Nous, journalistes irakiennes à Bagdad

L’International Women’s Media Foundation, à New York, a décerné, le 23 octobre, l’une de ses médailles du « courage dans le journalisme » à six Irakiennes qui travaillent au bureau de Bagdad de McClatchy Newspapers. Leurs conditions de vie sont si dangere

Publié le 6 novembre 2007 Lecture : 2 minutes.

« Etre journaliste dans le climat de violence qui règne aujourd’hui en Irak n’est pas une tâche facile. À chaque pas que l’on fait, on est en danger, chaque poste de contrôle et chaque question que l’on pose sont une menace directe. Chaque interview que l’on fait pourrait être la dernière. Il se passe tant de choses en Irak. Tant de choses sur lesquelles on s’interroge. Tant de choses que nous, journalistes, nous essayons de comprendre et de décrire aux gens qui veulent savoir.
« Dans toutes les sociétés, il y a du bon et du moins bon. La société obéit à des lois. Mon pays est aujourd’hui un pays sans loi. Le sang des innocents coule chaque jour, apparemment sans raison. Des centaines de milliers de personnes ont été tuées, apparemment sans raison. C’est notre responsabilité de faire le maximum pour trouver les réponses, pour les déterrer avec nos mains nues s’il le faut. Mais ces informations coûtent très cher, car depuis que la guerre a éclaté, en 2003, une moyenne d’un journaliste et d’un assistant sont tués chaque semaine, et nous n’y pouvons rien.
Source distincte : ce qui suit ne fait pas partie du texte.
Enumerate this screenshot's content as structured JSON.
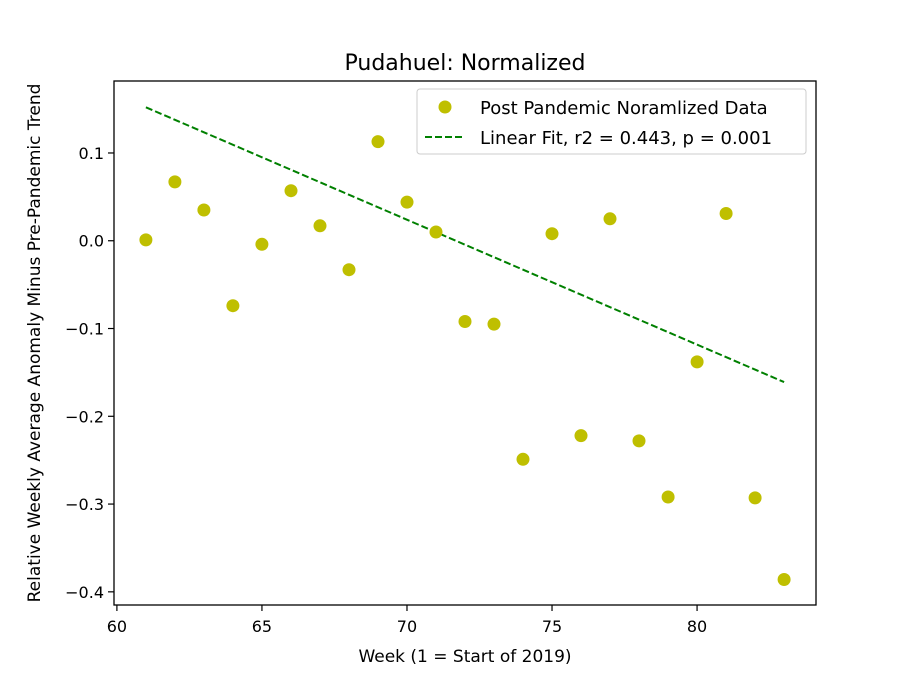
{
  "chart_data": {
    "type": "scatter",
    "title": "Pudahuel: Normalized",
    "xlabel": "Week (1 = Start of 2019)",
    "ylabel": "Relative Weekly Average Anomaly Minus Pre-Pandemic Trend",
    "xlim": [
      59.9,
      84.1
    ],
    "ylim": [
      -0.415,
      0.182
    ],
    "xticks": [
      60,
      65,
      70,
      75,
      80
    ],
    "xtick_labels": [
      "60",
      "65",
      "70",
      "75",
      "80"
    ],
    "yticks": [
      0.1,
      0.0,
      -0.1,
      -0.2,
      -0.3,
      -0.4
    ],
    "ytick_labels": [
      "0.1",
      "0.0",
      "−0.1",
      "−0.2",
      "−0.3",
      "−0.4"
    ],
    "legend_position": "top-right",
    "grid": false,
    "series": [
      {
        "name": "Post Pandemic Noramlized Data",
        "kind": "scatter",
        "color": "#bfbf00",
        "x": [
          61,
          62,
          63,
          64,
          65,
          66,
          67,
          68,
          69,
          70,
          71,
          72,
          73,
          74,
          75,
          76,
          77,
          78,
          79,
          80,
          81,
          82,
          83
        ],
        "y": [
          0.001,
          0.067,
          0.035,
          -0.074,
          -0.004,
          0.057,
          0.017,
          -0.033,
          0.113,
          0.044,
          0.01,
          -0.092,
          -0.095,
          -0.249,
          0.008,
          -0.222,
          0.025,
          -0.228,
          -0.292,
          -0.138,
          0.031,
          -0.293,
          -0.386
        ]
      },
      {
        "name": "Linear Fit, r2 = 0.443, p = 0.001",
        "kind": "line",
        "style": "dashed",
        "color": "#008000",
        "x": [
          61,
          83
        ],
        "y": [
          0.152,
          -0.161
        ]
      }
    ]
  }
}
« Nous menons une double vie. Aucun de nos amis ou de nos parents ne sait ce que nous faisons. Mes enfants doivent mentir sur mes occupations. Ils ne peuvent en aucun cas se montrer fiers de ce que je fais, et je ne le peux pas non plus. Chaque matin, quand je pars de chez moi, j’ai le cur gros, car je risque de ne jamais revoir ma maison. Aujourd’hui est peut-être le jour où les yeux d’un ennemi découvriront ce que je suis, une journaliste, et non pas cette dame d’un certain âge un peu perdue qui traverse le fleuve tous les jours pour aller voir ses parents malades. Pas un instant je ne peux baisser la garde. Je souris quand j’embrasse mes enfants qui partent pour l’école. C’est seulement quand ils me tournent le dos que mes yeux se remplissent de larmes, car je sais qu’ils courent autant de risques que moi.
« Alors, pourquoi continuer ? Pourquoi ne pas poser mon stylo et regarder ailleurs ? C’est parce que je suis fatiguée d’être marquée au fer rouge de l’étiquette terroriste, fatiguée que dans mon pays, une vie de plus ou de moins, cela ne compte pas. Ce n’est pas l’avenir dont je rêve pour mes enfants. Ils ne sont pas des terroristes et leurs vies ne sont pas sans aucune valeur. J’ai consacré ma propre vie, et beaucoup, beaucoup plus, à ouvrir une fenêtre à travers laquelle ceux qui dans la communauté internationale ont quelque humanité puissent regarder et nous voir tels que nous sommes – des êtres humains ordinaires avec des aspirations ordinaires – et non tels qu’on nous dépeint.
« Permettez-moi, Mesdames et Messieurs, de tendre la main. Aidez-nous à faire qu’il y ait un peu plus de compréhension et de sollicitude. Bien que la guerre ait fait peser sa malédiction sur votre pays et sur le mien, il n’est jamais trop tard. »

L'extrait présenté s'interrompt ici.